We should be watching basketball today. But, as we all know, this year is different. Not different as in ‘odd’ but different as in ‘we’ll always remember 2020’. The economic ramifications from COVID-19 are only beginning to be understood. And there are very real tragedies unfolding, both economically and for victims of this illness. All of that is priority, let us be clear. But I think it’s also fair to mourn the loss of our sports games. Humans are social beings, made to be in community. To have that community yanked away feels unnatural. Because it is! And sports form the community many of us find connection with.
Sports provide an outlet that measurably improves student outcomes, engenders friendships, and develops maturity. It’s where we learn the lessons of life. Through the arc of a sports season we learn to come together as a team and build towards the crescendo that is the end of the season. This climax isn’t found just in sports, with those in music working towards their concert or those in theater to their show. Study after study have shown the positive effects of these extracurricular activities. For me, though, it was always sports. Anybody dealing with this year’s cancellations is feeling similar. This year there is no climax. The story has been stopped short. How do we begin to reconcile this loss?
March is my favorite month of the year. Spring is springing, and with it the rites of this season like warming weather, flowers, and spring training come. My birthday is this month, appropriately placed. But what I connect with March more than anything else is the NCAA tournament and basketball at all levels. I have watched the tournament selection show almost every year, and immediately began analyzing year after year of brackets. It’s my favorite TV event of the year. I remember going to the library after school and copying the bracket from the Monday newspaper before the days of the Internet. I love the raw human emotion inevitably captured yearly as the games begin and upsets ensue. And this year we don’t get any of it. It’s all gone. A year that will forever be marked in the record books as a gap. I miss it incredibly. It’s just a game, they say. But it marks so much more.
Selfishly, my first reaction after the cancellations was to be sad for myself. I was sad about what I wasn’t going to get. No Selection Sunday. The team I cheer for was finally going back to the tourney (after too long an absence). I’d have to wait another year. From March Madness to March Sadness. But my mind quickly turned to others who are undoubtedly suffering more. Teams who hadn’t been for far longer. Seniors who had worked their entire career for this one chance at a shining moment. There is no next year for so many. My cousin, a senior in college, was literally about to run out onto the floor for warmups before her tournament game when it was cancelled. The grief at it being so suddenly over would clearly be overwhelming. It feels cruel.
As I contemplated this loss, I knew the feeling only too well. You see, I lost my senior year season. This is not something I’ve talked a lot about, but on February 6 that year my world was rocked. Two fellow starters on my high school basketball team were in a car crash, with one dying and the other severely injured. We had been a tight knit unit. The season did technically go on. But losing 2/5 of our lineup was insurmountable. We obviously weren’t the same on the court, or off. We struggled to even play the games after the tragedy. Our playoff run was short, but our grief was long. It took a long time and some spiritual growth for me to come to terms with what had happened.
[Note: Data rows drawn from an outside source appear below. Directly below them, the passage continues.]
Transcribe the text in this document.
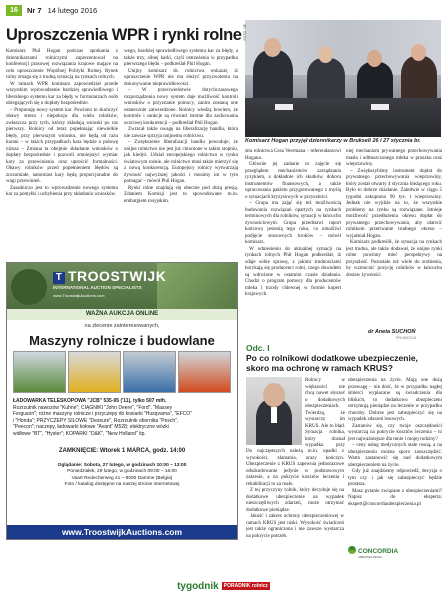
16	Nr 7 14 lutego 2016
Uproszczenia WPR i rynki rolne FOTO: UE
Komisarz Hogan przyjął dziennikarzy w Brukseli 26 i 27 stycznia br.

Komisarz Phil Hogan podczas spotkania z dziennikarzami rolniczymi zaprezentował na konferencji prasowej rozwiązania krajowe mające na celu uproszczenie Wspólnej Polityki Rolnej. Rynek rolny zmaga się z trudną sytuacją na rynkach rolnych.

W ramach WPR komisarz zapowiedział przede wszystkim wprowadzenie bardziej sprawiedliwego i liberalnego systemu kar za błędy w formularzach osób ubiegających się o dopłaty bezpośrednie.

– Proponuję nowy system kar. Powinno to skończyć obawy stresu i niepokoju dla wielu rolników, zwłaszcza przy tych, którzy składają wnioski po raz pierwszy. Rolnicy od teraz popełniając niewielkie błędy, przy pierwszym wniosku, nie będą od razu karani – w takich przypadkach kara będzie o połowę niższa – Zmiana ta obejmie składanie wniosków o dopłaty bezpośrednie i pozwoli zmniejszyć wymiar kary za przewinienia oraz uprościć formalności. Obawy rolników przed popełnieniem błędów są zrozumiałe, natomiast kary będą proporcjonalne do wagi przewinień.

Zasadniczo jest to wprowadzenie nowego systemu kar za pomyłki i uchybienia przy składaniu wniosków.

wego, bardziej sprawiedliwego systemu kar za błędy, a także trzy, silnej karki, czyli ostrzeżenia w przypadku pierwszego błędu – podkreślał Phil Hogan.

Unijny komisarz ds. rolnictwa wskazał, iż uproszczenie WPR nie ma służyć przyzwoleniu na dokonywanie nieprawidłowości.

– W przeciwieństwie dotychczasowego rozporządzenia nowy system daje możliwość kontroli wniosków o przyznanie pomocy, zanim zostaną one ostatecznie zatwierdzone. Rolnicy wiedzą bowiem, że kontrole i sankcje są również istotne dla zachowania uczciwej konkurencji – podkreślał Phil Hogan.

Zwracał także uwagę na liberalizację handlu, która nie zawsze sprzyja unijnemu rolnictwu.

– Zwiększenie liberalizacji handlu powoduje, że unijne rolnictwo nie jest już chronione w takim stopniu, jak kiedyś. Udział europejskiego rolnictwa w rynku światowym rośnie, ale rolnictwo musi także mierzyć się z nową konkurencją. Europejscy rolnicy wytwarzają żywność najwyższej jakości i musimy im w tym pomagać – mówił Phil Hogan.

Rynki rolne znajdują się obecnie pod dużą presją. Zdaniem Komisji jest to spowodowane m.in. embargiem rosyjskim.

stra rolnictwa Cesa Veermana – referendarzowi Hogana.

Głównie jej zadanie to zajęcie się przeglądem mechanizmów zarządzania ryzykiem, a dokładnie ich skutków, doboru instrumentów finansowych, a także opracowania pakietu przygotowanego z myślą o sytuacjach kryzysowych w przyszłości.

– Grupa ma zająć się też możliwością budowania rozwiązań opartych na rynkach terminowych dla rolników, sytuacji w łańcuchu żywnościowym. Grupa przedstawi raport końcowy jesienią tego roku, co umożliwi podjęcie stosownych kroków – mówił komisarz.

W odniesieniu do aktualnej sytuacji na rynkach rolnych Phil Hogan podkreślał, iż zdaje sobie sprawę, z jakimi trudnościami borykają się producenci rolni, czego dowodem są wdrożone w ostatnim czasie działania. Chodzi o program pomocy dla producentów mleka i trzody chlewnej w formie kopert krajowych.

niej mechanizm prywatnego przechowywania masła i odtłuszczonego mleka w proszku oraz wieprzowiny.

– Zwiększyliśmy instrument dopłat do prywatnego przechowywania wieprzowiny, który został otwarty 4 stycznia bieżącego roku. Było to dobrze działanie. Zaledwie w ciągu 5 tygodni zakupiono 90 tys. t wieprzowiny. Jednak nie wyjdzie na to, że wszystkie problemy na rynku są rozwiązane. Istnieje możliwość przedłużenia okresu dopłat do prywatnego przechowywania, aby ułatwić rolnikom przetrwanie trudnego okresu – wyjaśniał Hogan.

Komisarz podkreślił, że sytuacja na rynkach jest trudna, ale także dodawał, że unijne rynki rolne powinny mieć perspektywy na przyszłość. Pozostało też wiele do zrobienia, by wzmocnić pozycję rolników w łańcuchu dostaw żywności.

dr Aneta SUCHOŃ
T TROOSTWIJK
INTERNATIONAL AUCTION SPECIALISTS
www.TroostwijkAuctions.com
WAŻNA AUKCJA ONLINE
na zlecenie zainteresowanych,
Maszyny rolnicze i budowlane
ŁADOWARKA TELESKOPOWA "JCB" 535-95 ('11), tylko 507 mth.
Rozrzutnik nawozów "Kuhne"; CIĄGNIKI "John Deere", "Ford", "Massey
Ferguson"; różne maszyny rolnicze i przyczepy do kosiarki "Husqvarna", "EFCO"
i "Honda"; PRZYCZEPY SILOWE "Dezeure", Rozrzutnik obornika "Pesch",
"Peecon"; naczepy, ładowarki kołowe "Avant" M528; elektryczne wózki
widłowe "BT", "Hyster"; KOPARKI "O&K", "New Holland" itp.
ZAMKNIĘCIE: Wtorek 1 MARCA, godz. 14:00
Oglądanie: Sobota, 27 lutego, w godzinach 10:00 – 13:00
Poniedziałek, 29 lutego, w godzinach 09:00 – 16:00
Vaart Redecherweg 41 – 8000 Damme (Belgia)
Foto / katalog dostępne na naszej stronie internetowej
www.TroostwijkAuctions.com
PROMOCJA
Odc. I
Po co rolnikowi dodatkowe ubezpieczenie, skoro ma ochronę w ramach KRUS?

Rolnicy w większości nie chcą nawet słyszeć o dodatkowych ubezpieczeniach. Twierdzą, że wystarczy im KRUS. Ale to błąd. Sytuacja rolnika, który doznał wypadku przy

Do najczęstszych należą m.in. upadki z wysokości, złamania, urazy kończyn. Ubezpieczenie z KRUS zapewnia jednorazowe odszkodowanie jedynie w podstawowym zakresie, a na pokrycie kosztów leczenia i rehabilitacji to za mało.

Z tej przyczyny rolnik, który decyduje się na dodatkowe ubezpieczenie na wypadek nieszczęśliwych zdarzeń, może otrzymać dodatkowe pieniądze.

Jakość i zakres ochrony ubezpieczeniowej w ramach KRUS jest niski. Wysokość świadczeń jest także ograniczona i nie zawsze wystarcza na pokrycie potrzeb.

ubezpieczenia na życie. Mają one dużą przewagę – nie dość, że w przypadku nagłej śmierci wypłacane są świadczenia dla bliskich, to dodatkowo ubezpieczeni otrzymują pieniądze na leczenie w przypadku choroby. Dobrze jest zabezpieczyć się na wypadek zdarzeń losowych.

Zastanów się, czy twoje oszczędności wystarczą na pokrycie kosztów leczenia – to jest najważniejsze dla mnie i mojej rodziny?

– ceny usług medycznych stale rosną, a na ubezpieczeniu można sporo zaoszczędzić. Warto zastanowić się nad dodatkowym ubezpieczeniem na życie.

Gdy już znajdziemy odpowiedź, decyzja o tym czy i jak się zabezpieczyć będzie prostsza.

Masz pytanie związane z ubezpieczeniami? Napisz do eksperta: ekspert@concordiaubezpieczenia.pl

CONCORDIA
UBEZPIECZENIA
tygodnik	PORADNIK rolnicz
By then I was gone to college, never to return to my hometown for more than a summer passthrough.
You see, I was devastated at the loss of a close friend. Still am. But I also ached for our team. We never had the chance to see what we could do. What we might have been. We were actually a decent team with dreams of return to the state tournament; a destination our little town hadn’t seen for years. But we’ll never know. To this day, I have dreams about what it might have been. I had to mourn for both my friend and our team’s hopes.
This sort of tragedy happens. Every year somewhere a team’s possibility is cruelly stopped short for tragic reasons. I cringe when most years I read horrible headlines about young lives lost. But this year it happened to everyone.
I’m not going to sugarcoat it. Almost all of these players will feel this for a lifetime. I still do. For some it will fade as they get a chance at a redo next year. For others, they never will and that will sting. That we have an entire year of kids who must go through this is awful. But I’m here to tell you things get better. Life gracefully does go on. You will find a job, you’ll find love, you’ll have children. Our lives are filled with blessings that we so often take for granted, which, with time, become more and more apparent.
It will take years to reconcile what this year has meant. I truly believe we can come through it. Perhaps even learn to recognize some positives that came from it. But let’s not trivialize the pain. This loss is real. Yes, any sport is just a game. But these games are imbued with a value far deeper. They are as human as we are. Recovering from what we’ve lost becomes about who we are as a community of humans. How we must come together by, for now, staying apart. I grieve with those affected. May each day bring further peace.